Four European Cup medals followed over seven years along with two Six Nations titles. Tempo is the Reddan trademark which immediately guarantees a different dimension to Murray and Tomás O’Leary before that.
First choice
“Conor, Tomás and myself didn’t get picked for our under-19 and under-20 teams,” Reddan notes. “And when you don’t get picked as a scrumhalf you go away on your own and practice your passing like no other man on the planet so when you get to 23 the other lads your age can never catch you. You have done four years, because you know you are not good enough, and they have not put the same work in because they have been playing in all these games. All of a sudden it’s about the guy who can pass the ball who gets the job.”
In the beginning there was Stringer then all too briefly Reddan became first-choice Ireland scrumhalf (2007/’08) before O’Leary was Declan Kidney’s chosen nine for the 2009 Grand Slam.
Then came Murray but Reddan kept coming back, fending off Isaac Boss at Leinster while Luke McGrath is snapping at his heals and Jamison Gibson-Park is due over from New Zealand next season.
He is offered the chance to express regret or anger about starting only 26 of his 70 caps.
“It sounds so pathetic when people read it, but the team has to come first. It will be important to me when I look back that that I manage all that selfishness because I don’t think I would have won anything in my career if it had been the other way.
“I wouldn’t change anything. I enjoyed the dogfights with the other nines and working with them. You are in a key position where you can make the team better. So yeah, I hope to continue to be in a dogfight for the rest of my career, if it’s this summer or next summer or the one after.”

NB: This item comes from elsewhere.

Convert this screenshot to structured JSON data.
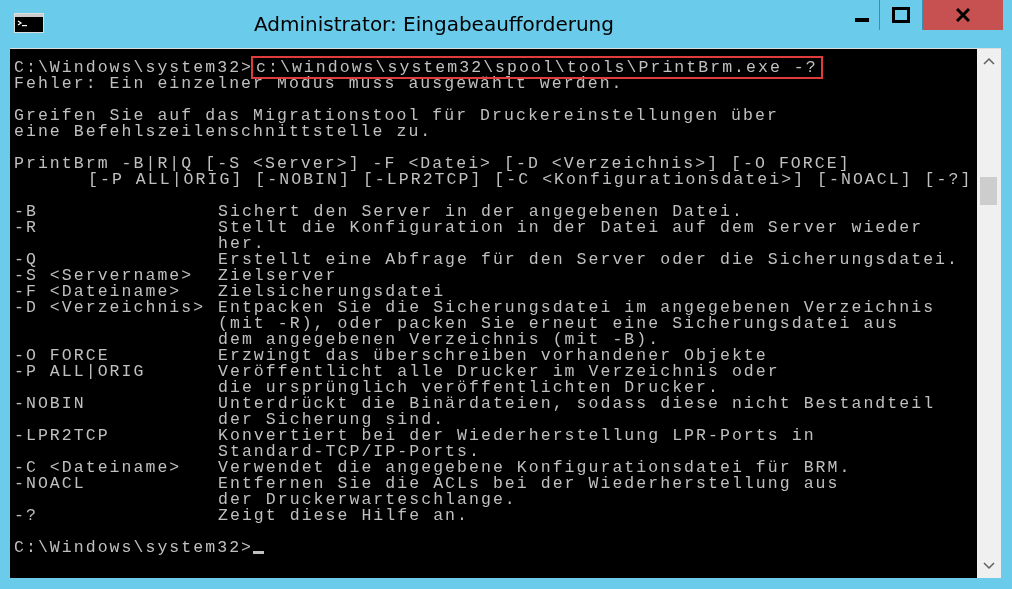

Over the course of an engaging 54-minute interview he gives little away, even admitting as much.
“If you interview me in a time when I am getting the rub of the green I am not going to tell you. I will tell you anything and everything. If you interview me the day I feel hard done by I am probably not going to say it either so . . . ”

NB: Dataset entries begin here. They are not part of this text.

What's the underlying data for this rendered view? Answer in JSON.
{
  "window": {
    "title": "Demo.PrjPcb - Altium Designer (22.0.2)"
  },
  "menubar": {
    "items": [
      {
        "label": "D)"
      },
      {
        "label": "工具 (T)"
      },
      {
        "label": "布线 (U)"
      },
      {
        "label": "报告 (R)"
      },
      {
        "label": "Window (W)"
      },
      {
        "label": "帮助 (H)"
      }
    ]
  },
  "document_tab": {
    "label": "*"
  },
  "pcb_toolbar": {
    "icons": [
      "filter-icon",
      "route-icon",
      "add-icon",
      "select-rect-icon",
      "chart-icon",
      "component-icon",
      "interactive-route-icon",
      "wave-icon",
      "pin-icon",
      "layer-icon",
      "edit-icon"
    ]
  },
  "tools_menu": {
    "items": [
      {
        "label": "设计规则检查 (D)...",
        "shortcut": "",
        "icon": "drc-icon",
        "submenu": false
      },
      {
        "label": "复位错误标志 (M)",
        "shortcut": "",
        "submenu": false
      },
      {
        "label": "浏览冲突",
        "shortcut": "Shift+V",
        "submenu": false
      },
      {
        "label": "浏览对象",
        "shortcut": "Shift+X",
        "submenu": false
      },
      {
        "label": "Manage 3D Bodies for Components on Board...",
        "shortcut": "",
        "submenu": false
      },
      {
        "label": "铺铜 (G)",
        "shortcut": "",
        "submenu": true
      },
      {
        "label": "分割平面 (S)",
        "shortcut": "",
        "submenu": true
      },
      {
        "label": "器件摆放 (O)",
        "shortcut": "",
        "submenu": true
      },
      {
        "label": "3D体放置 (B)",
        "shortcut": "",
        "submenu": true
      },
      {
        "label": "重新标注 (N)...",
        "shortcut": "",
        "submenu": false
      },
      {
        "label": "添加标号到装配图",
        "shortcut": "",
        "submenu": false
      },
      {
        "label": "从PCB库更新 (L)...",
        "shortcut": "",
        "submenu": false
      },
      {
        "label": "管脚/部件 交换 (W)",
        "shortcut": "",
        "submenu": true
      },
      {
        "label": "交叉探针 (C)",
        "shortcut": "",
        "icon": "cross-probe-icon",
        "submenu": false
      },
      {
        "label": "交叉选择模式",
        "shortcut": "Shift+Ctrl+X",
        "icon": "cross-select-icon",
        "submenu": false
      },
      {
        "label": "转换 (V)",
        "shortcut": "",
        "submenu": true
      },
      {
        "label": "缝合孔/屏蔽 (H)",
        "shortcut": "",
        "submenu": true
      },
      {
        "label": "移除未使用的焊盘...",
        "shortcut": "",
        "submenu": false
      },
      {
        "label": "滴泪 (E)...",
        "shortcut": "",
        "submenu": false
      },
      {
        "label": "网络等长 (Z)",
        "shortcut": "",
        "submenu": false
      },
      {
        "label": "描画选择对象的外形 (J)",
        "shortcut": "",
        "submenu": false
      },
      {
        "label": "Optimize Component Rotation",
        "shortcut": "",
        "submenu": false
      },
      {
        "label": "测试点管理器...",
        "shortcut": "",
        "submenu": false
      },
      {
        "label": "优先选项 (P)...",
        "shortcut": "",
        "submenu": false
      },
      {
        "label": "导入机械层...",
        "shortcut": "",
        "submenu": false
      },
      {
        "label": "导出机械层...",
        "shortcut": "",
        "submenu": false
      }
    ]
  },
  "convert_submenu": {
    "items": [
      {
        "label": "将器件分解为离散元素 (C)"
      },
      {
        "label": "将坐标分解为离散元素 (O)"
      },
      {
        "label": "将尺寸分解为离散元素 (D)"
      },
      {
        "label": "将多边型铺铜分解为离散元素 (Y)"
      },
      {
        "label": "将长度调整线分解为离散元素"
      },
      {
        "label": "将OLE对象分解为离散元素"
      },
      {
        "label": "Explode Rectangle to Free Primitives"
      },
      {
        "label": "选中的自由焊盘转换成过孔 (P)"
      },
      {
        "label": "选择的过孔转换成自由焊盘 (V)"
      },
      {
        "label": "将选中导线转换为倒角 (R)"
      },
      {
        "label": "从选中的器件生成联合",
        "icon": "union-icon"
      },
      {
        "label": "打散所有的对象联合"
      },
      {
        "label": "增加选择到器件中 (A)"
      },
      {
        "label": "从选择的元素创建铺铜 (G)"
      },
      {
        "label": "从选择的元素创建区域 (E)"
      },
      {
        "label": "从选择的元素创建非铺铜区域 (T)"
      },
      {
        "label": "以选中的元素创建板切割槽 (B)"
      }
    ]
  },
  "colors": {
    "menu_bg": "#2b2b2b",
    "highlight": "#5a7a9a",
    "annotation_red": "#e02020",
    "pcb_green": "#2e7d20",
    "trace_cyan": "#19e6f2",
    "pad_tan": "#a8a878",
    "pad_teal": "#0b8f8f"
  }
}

It's not quite the Joe Schmidt standard of guiding journalists down a garden path and into the wonderful forest of rugby phraseology but it's that same philosophical realm of nothingness.

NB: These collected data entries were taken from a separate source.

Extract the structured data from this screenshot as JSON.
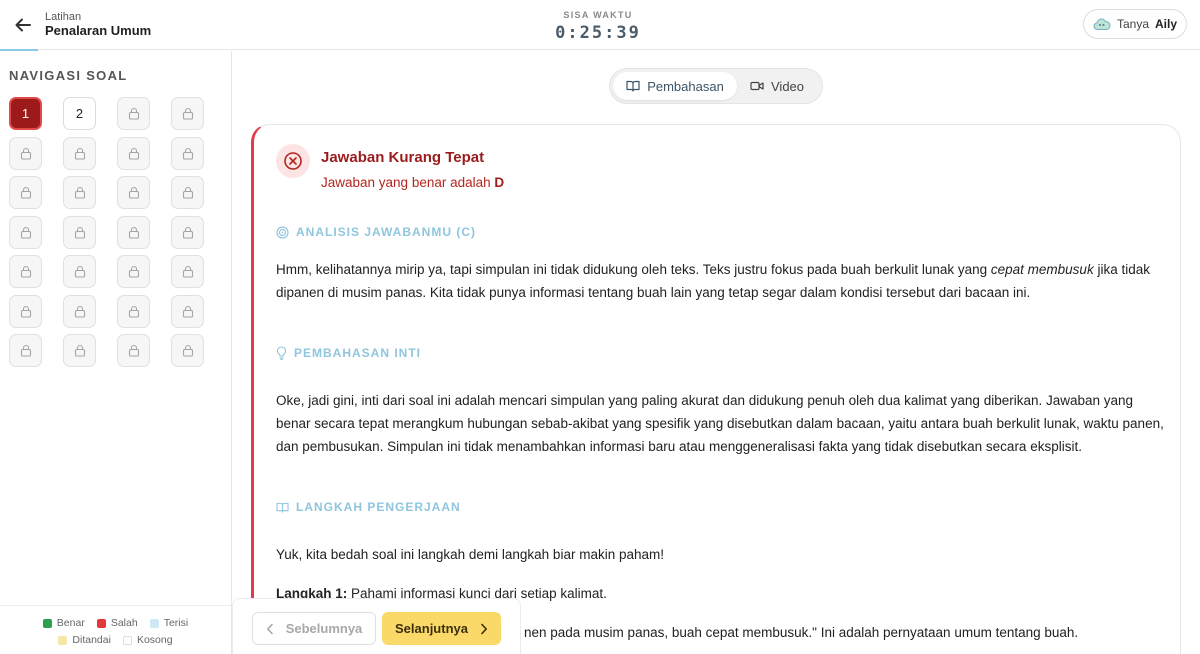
{
  "header": {
    "subtitle": "Latihan",
    "title": "Penalaran Umum",
    "timer_label": "SISA WAKTU",
    "timer_value": "0:25:39",
    "ask_prefix": "Tanya",
    "ask_name": "Aily"
  },
  "sidebar": {
    "nav_title": "NAVIGASI SOAL",
    "questions": [
      {
        "label": "1",
        "state": "active"
      },
      {
        "label": "2",
        "state": "open"
      },
      {
        "label": "",
        "state": "locked"
      },
      {
        "label": "",
        "state": "locked"
      },
      {
        "label": "",
        "state": "locked"
      },
      {
        "label": "",
        "state": "locked"
      },
      {
        "label": "",
        "state": "locked"
      },
      {
        "label": "",
        "state": "locked"
      },
      {
        "label": "",
        "state": "locked"
      },
      {
        "label": "",
        "state": "locked"
      },
      {
        "label": "",
        "state": "locked"
      },
      {
        "label": "",
        "state": "locked"
      },
      {
        "label": "",
        "state": "locked"
      },
      {
        "label": "",
        "state": "locked"
      },
      {
        "label": "",
        "state": "locked"
      },
      {
        "label": "",
        "state": "locked"
      },
      {
        "label": "",
        "state": "locked"
      },
      {
        "label": "",
        "state": "locked"
      },
      {
        "label": "",
        "state": "locked"
      },
      {
        "label": "",
        "state": "locked"
      },
      {
        "label": "",
        "state": "locked"
      },
      {
        "label": "",
        "state": "locked"
      },
      {
        "label": "",
        "state": "locked"
      },
      {
        "label": "",
        "state": "locked"
      },
      {
        "label": "",
        "state": "locked"
      },
      {
        "label": "",
        "state": "locked"
      },
      {
        "label": "",
        "state": "locked"
      },
      {
        "label": "",
        "state": "locked"
      }
    ],
    "legend": {
      "benar": "Benar",
      "salah": "Salah",
      "terisi": "Terisi",
      "ditandai": "Ditandai",
      "kosong": "Kosong"
    }
  },
  "tabs": {
    "pembahasan": "Pembahasan",
    "video": "Video"
  },
  "result": {
    "title": "Jawaban Kurang Tepat",
    "subtitle_prefix": "Jawaban yang benar adalah",
    "correct_answer": "D"
  },
  "sections": {
    "analisis_title": "ANALISIS JAWABANMU (C)",
    "analisis_text_1": "Hmm, kelihatannya mirip ya, tapi simpulan ini tidak didukung oleh teks. Teks justru fokus pada buah berkulit lunak yang ",
    "analisis_emph": "cepat membusuk",
    "analisis_text_2": " jika tidak dipanen di musim panas. Kita tidak punya informasi tentang buah lain yang tetap segar dalam kondisi tersebut dari bacaan ini.",
    "inti_title": "PEMBAHASAN INTI",
    "inti_text": "Oke, jadi gini, inti dari soal ini adalah mencari simpulan yang paling akurat dan didukung penuh oleh dua kalimat yang diberikan. Jawaban yang benar secara tepat merangkum hubungan sebab-akibat yang spesifik yang disebutkan dalam bacaan, yaitu antara buah berkulit lunak, waktu panen, dan pembusukan. Simpulan ini tidak menambahkan informasi baru atau menggeneralisasi fakta yang tidak disebutkan secara eksplisit.",
    "langkah_title": "LANGKAH PENGERJAAN",
    "langkah_intro": "Yuk, kita bedah soal ini langkah demi langkah biar makin paham!",
    "step1_label": "Langkah 1:",
    "step1_text": " Pahami informasi kunci dari setiap kalimat.",
    "step1_detail": "nen pada musim panas, buah cepat membusuk.\" Ini adalah pernyataan umum tentang buah."
  },
  "bottom_nav": {
    "prev": "Sebelumnya",
    "next": "Selanjutnya"
  },
  "colors": {
    "active_question": "#9c1a1a",
    "wrong_accent": "#e23a4a",
    "section_heading": "#8fc6de",
    "next_button": "#fbd968",
    "legend_benar": "#2e9e4f",
    "legend_salah": "#e23a3a",
    "legend_terisi": "#cfe8f5",
    "legend_ditandai": "#f6e7a8",
    "legend_kosong": "#ffffff"
  }
}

Schmidt has used Reddan as his chief whip in the changing room to remind others of the party line.
“Sometimes, yeah. There are principles that we all live by that are absolutely bet into us so it’s not hard to talk about them.”
Like what? “Little, tiny common sense things. I have done that a few times. I don’t mind doing that. You can only say something to someone if you are doing it too. It’s far more powerful to be out doing your kicking then telling someone to improve their kicking. We have always lived by that.”
He qualifies this by saying other teams do the same. We ask about Schmidt. He gives us nothing and everything. We suggest they work well together because they are like minded.
“No, that’s a bit of a leap. He is the coach and I am the sub scrumhalf.”
There will be life after being the sub scrumhalf. Reddan is already IRUPA’s representative on the nine-man National Professional Game Board. This is a welcome departure by the IRFU – a player voice in the professional game’s decision-making process which he feels is best served by not talking about it.
Best compliment
The best compliment we can give him is it’s like talking to a coach.
“That’s something I have thought about and would be interested in in the long run. It scares me sometimes, the pressure they are under. It is such a goldfish bowl here. Particularly for Munster this weekend. I remember sitting in the press box before this game last time and thinking whoever loses ye are going to go after. And that’s exactly what happened. It’s tricky. I am much more aware how hard it is to stay on message internally when that’s coming at you externally. Maybe we are at the same stage this weekend for whoever loses. That’s just life in Ireland because we don’t have 12 teams to talk about. We got four so unfortunately you are going to be very good or very bad.”